Fractura por avulsión del quinto metatarsiano

Las fracturas que ocurren en el pie son lesiones comunes que se observan en atletas jóvenes, guerreros de fin de semana de mediana edad y pacientes de edad avanzada por igual. Si bien la causa de la fractura puede diferir, estas lesiones se pueden ver en casi cualquier grupo de edad. Uno de los tipos más comunes de fracturas se llama fractura por avulsión del quinto metatarsiano.

Una fractura por avulsión del quinto metatarsiano, también llamada «fractura de Pseudo-Jones», es el tipo más común de fractura del quinto metatarsiano . El quinto metatarsiano es el hueso que se extiende desde la parte media del pie hasta la base del dedo pequeño en la parte externa del pie. Una fractura por avulsión del quinto metatarsiano ocurre cuando un tendón se une al hueso en este punto (el tendón del peroneo corto). Cuando se produce una fractura por avulsión , el tendón extrae un pequeño fragmento de hueso. Estas fracturas generalmente no están muy fuera de lugar.

Causas y signos

Las causas de una fractura por avulsión en esta área incluyen cualquier inversión forzada del pie o el tobillo, rodando hacia adentro. La fuerza hace que el tendón arranque un poco de hueso del quinto metatarsiano en la base del dedo meñique.

Esta lesión puede ocurrir en una variedad de actividades, como simplemente salir torpemente de una acera, meterse en un agujero, torcer el pie durante actividades deportivas o seguir una escalera. Cualquier actividad que haga que el pie gire con fuerza hacia adentro puede provocar esta lesión en particular.

Síntomas

Los signos comunes de una fractura por avulsión del quinto metatarsiano incluyen:

  • Hinchazón a lo largo del exterior del pie.
  • Moretones a lo largo de la parte externa del pie que se extiende hasta los dedos de los pies
  • Dolor con presión sobre la parte externa del pie.
  • Dificultad para caminar o cojear

Diagnóstico

Las fracturas por avulsión pueden confundirse con otros tipos de fracturas del quinto hueso metatarsiano. El problema más común es distinguir esta lesión de una fractura de Jones . La distinción es importante porque el tratamiento de estas lesiones es diferente.

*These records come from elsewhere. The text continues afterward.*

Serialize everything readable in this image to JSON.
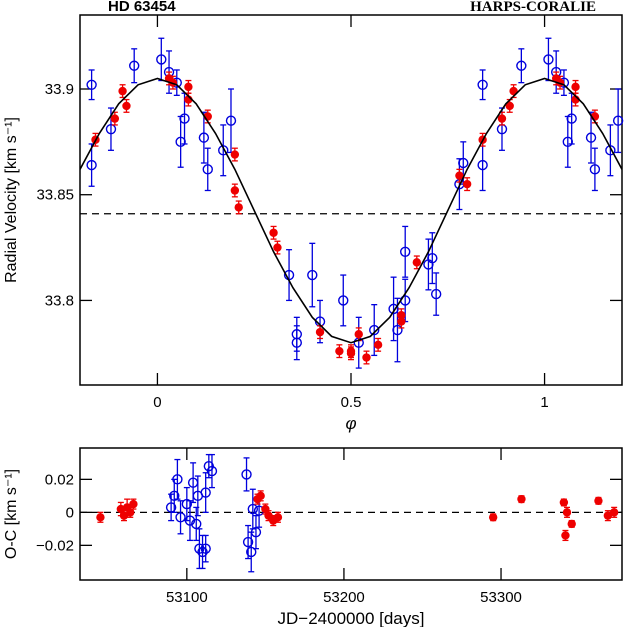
{
  "chart_data": [
    {
      "type": "scatter",
      "annotations": [
        "HD 63454",
        "HARPS-CORALIE"
      ],
      "xlabel": "φ",
      "ylabel": "Radial Velocity [km s⁻¹]",
      "xlim": [
        -0.2,
        1.2
      ],
      "ylim": [
        33.76,
        33.935
      ],
      "xticks": [
        0,
        0.5,
        1
      ],
      "yticks": [
        33.8,
        33.85,
        33.9
      ],
      "hline": 33.841,
      "hline_style": "dashed",
      "series": [
        {
          "color": "#0000dd",
          "marker": "open",
          "x": [
            -0.17,
            -0.17,
            -0.12,
            -0.06,
            0.01,
            0.03,
            0.05,
            0.06,
            0.07,
            0.12,
            0.13,
            0.17,
            0.19,
            0.34,
            0.36,
            0.36,
            0.4,
            0.42,
            0.48,
            0.52,
            0.56,
            0.61,
            0.62,
            0.64,
            0.64,
            0.7,
            0.71,
            0.72,
            0.78,
            0.79,
            0.84,
            0.84,
            0.89,
            0.94,
            1.01,
            1.03,
            1.05,
            1.06,
            1.07,
            1.12,
            1.13,
            1.17,
            1.19
          ],
          "values": [
            33.902,
            33.864,
            33.881,
            33.911,
            33.914,
            33.908,
            33.903,
            33.875,
            33.886,
            33.877,
            33.862,
            33.871,
            33.885,
            33.812,
            33.78,
            33.784,
            33.812,
            33.79,
            33.8,
            33.78,
            33.786,
            33.796,
            33.786,
            33.823,
            33.8,
            33.817,
            33.82,
            33.803,
            33.855,
            33.865,
            33.864,
            33.902,
            33.881,
            33.911,
            33.914,
            33.908,
            33.903,
            33.875,
            33.886,
            33.877,
            33.862,
            33.871,
            33.885
          ],
          "errors": [
            0.007,
            0.01,
            0.01,
            0.008,
            0.01,
            0.01,
            0.006,
            0.012,
            0.012,
            0.012,
            0.01,
            0.012,
            0.015,
            0.012,
            0.008,
            0.008,
            0.015,
            0.01,
            0.012,
            0.012,
            0.012,
            0.015,
            0.015,
            0.012,
            0.01,
            0.012,
            0.012,
            0.01,
            0.012,
            0.01,
            0.012,
            0.007,
            0.01,
            0.008,
            0.01,
            0.01,
            0.006,
            0.012,
            0.012,
            0.012,
            0.01,
            0.012,
            0.015
          ]
        },
        {
          "color": "#ee0000",
          "marker": "filled",
          "x": [
            -0.16,
            -0.11,
            -0.09,
            -0.08,
            0.03,
            0.04,
            0.08,
            0.08,
            0.13,
            0.2,
            0.2,
            0.21,
            0.3,
            0.31,
            0.42,
            0.47,
            0.5,
            0.5,
            0.52,
            0.54,
            0.57,
            0.63,
            0.63,
            0.67,
            0.78,
            0.8,
            0.84,
            0.89,
            0.91,
            0.92,
            1.03,
            1.04,
            1.08,
            1.08,
            1.13
          ],
          "values": [
            33.876,
            33.886,
            33.899,
            33.892,
            33.905,
            33.903,
            33.901,
            33.895,
            33.887,
            33.869,
            33.852,
            33.844,
            33.832,
            33.825,
            33.785,
            33.776,
            33.775,
            33.776,
            33.784,
            33.773,
            33.779,
            33.79,
            33.793,
            33.818,
            33.859,
            33.855,
            33.876,
            33.886,
            33.892,
            33.899,
            33.905,
            33.903,
            33.901,
            33.895,
            33.887
          ],
          "errors": [
            0.003,
            0.003,
            0.003,
            0.003,
            0.003,
            0.003,
            0.003,
            0.003,
            0.003,
            0.003,
            0.003,
            0.003,
            0.003,
            0.003,
            0.003,
            0.003,
            0.003,
            0.003,
            0.003,
            0.003,
            0.003,
            0.003,
            0.003,
            0.003,
            0.003,
            0.003,
            0.003,
            0.003,
            0.003,
            0.003,
            0.003,
            0.003,
            0.003,
            0.003,
            0.003
          ]
        },
        {
          "type": "line",
          "color": "#000000",
          "x": [
            -0.2,
            -0.15,
            -0.1,
            -0.05,
            0,
            0.05,
            0.1,
            0.15,
            0.2,
            0.25,
            0.3,
            0.35,
            0.4,
            0.45,
            0.5,
            0.55,
            0.6,
            0.65,
            0.7,
            0.75,
            0.8,
            0.85,
            0.9,
            0.95,
            1,
            1.05,
            1.1,
            1.15,
            1.2
          ],
          "values": [
            33.862,
            33.879,
            33.893,
            33.902,
            33.905,
            33.902,
            33.893,
            33.879,
            33.862,
            33.8425,
            33.823,
            33.806,
            33.792,
            33.783,
            33.78,
            33.783,
            33.792,
            33.806,
            33.823,
            33.8425,
            33.862,
            33.879,
            33.893,
            33.902,
            33.905,
            33.902,
            33.893,
            33.879,
            33.862
          ]
        }
      ]
    },
    {
      "type": "scatter",
      "xlabel": "JD−2400000 [days]",
      "ylabel": "O-C [km s⁻¹]",
      "xlim": [
        53032,
        53377
      ],
      "ylim": [
        -0.041,
        0.039
      ],
      "xticks": [
        53100,
        53200,
        53300
      ],
      "yticks": [
        {
          "value": -0.02,
          "label": "−0.02"
        },
        0,
        0.02
      ],
      "hline": 0,
      "hline_style": "dashed",
      "series": [
        {
          "color": "#0000dd",
          "marker": "open",
          "x": [
            53090,
            53092,
            53094,
            53096,
            53100,
            53102,
            53104,
            53106,
            53107,
            53108,
            53110,
            53112,
            53114,
            53116,
            53112,
            53138,
            53139,
            53141,
            53142,
            53144,
            53146
          ],
          "values": [
            0.003,
            0.01,
            0.02,
            -0.003,
            0.005,
            -0.005,
            0.018,
            -0.007,
            0.01,
            -0.022,
            -0.024,
            0.012,
            0.028,
            0.025,
            -0.022,
            0.023,
            -0.018,
            -0.024,
            0.002,
            -0.012,
            0.001
          ],
          "errors": [
            0.008,
            0.01,
            0.012,
            0.01,
            0.01,
            0.012,
            0.012,
            0.01,
            0.012,
            0.012,
            0.01,
            0.012,
            0.007,
            0.01,
            0.008,
            0.01,
            0.01,
            0.012,
            0.012,
            0.01,
            0.01
          ]
        },
        {
          "color": "#ee0000",
          "marker": "filled",
          "x": [
            53045,
            53058,
            53060,
            53062,
            53064,
            53066,
            53145,
            53147,
            53150,
            53152,
            53155,
            53158,
            53295,
            53313,
            53340,
            53341,
            53342,
            53345,
            53362,
            53368,
            53372
          ],
          "values": [
            -0.003,
            0.002,
            -0.002,
            0.003,
            0,
            0.005,
            0.008,
            0.01,
            0.002,
            -0.002,
            -0.005,
            -0.003,
            -0.003,
            0.008,
            0.006,
            -0.014,
            0,
            -0.007,
            0.007,
            -0.002,
            0
          ],
          "errors": [
            0.003,
            0.004,
            0.003,
            0.005,
            0.003,
            0.003,
            0.003,
            0.003,
            0.003,
            0.003,
            0.003,
            0.003,
            0.002,
            0.002,
            0.002,
            0.003,
            0.003,
            0.002,
            0.002,
            0.003,
            0.003
          ]
        }
      ]
    }
  ]
}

Después de lesionarse el pie, es probable que vaya a su médico de atención primaria o a una clínica de atención urgente o incluso a una sala de emergencias. El médico realizará un examen físico del pie y escuchará su historial de cómo sufrió la lesión. Probablemente le envíen una radiografía para usar para diagnosticar si se trata de una fractura por avulsión o una fractura de Jones .

También es posible que le hagan análisis de sangre para evaluar su salud general y cualquier otro factor que contribuya al accidente. Por ejemplo, si estaba débil o descoordinado, esto podría indicar un problema médico silencioso como diabetes o presión arterial alta.

Opciones de tratamiento

El tratamiento de las fracturas por avulsión generalmente se realiza con un yeso para caminar o una bota para caminar. Estos protegen el sitio de la fractura, pero le permiten caminar y colocar peso sobre el pie. El yeso o la bota para caminar se usan durante aproximadamente cuatro a seis semanas. Por lo general, no se necesitan muletas para esta lesión, y la cirugía rara vez es necesaria. Pero, no hace falta decir que no bailarás mucho durante los próximos dos meses mientras te recuperas. Descansar y congelar el área también está en las cartas para ti durante la recuperación.

La mayoría de las personas pueden reanudar sus actividades diarias normales rápidamente y volver a practicar deportes en unos pocos meses.

La cirugía podría ser necesaria si la fractura por avulsión se desplaza. El médico puede recomendar una reducción abierta con fijación interna o una reducción cerrada con fijación.

Consejos

Una fractura por avulsión del quinto metatarsiano es una lesión común que ocurre cuando el pie se tuerce torpemente. Si bien esta lesión debe distinguirse de otros tipos de fracturas del quinto metatarsiano que pueden requerir tratamientos más invasivos, una fractura por avulsión del quinto metatarsiano tiene un pronóstico muy bueno y casi siempre se puede tratar con tratamientos muy simples. Si bien indudablemente hay algunas molestias al principio del proceso de tratamiento, los síntomas mejorarán rápidamente en cuestión de semanas.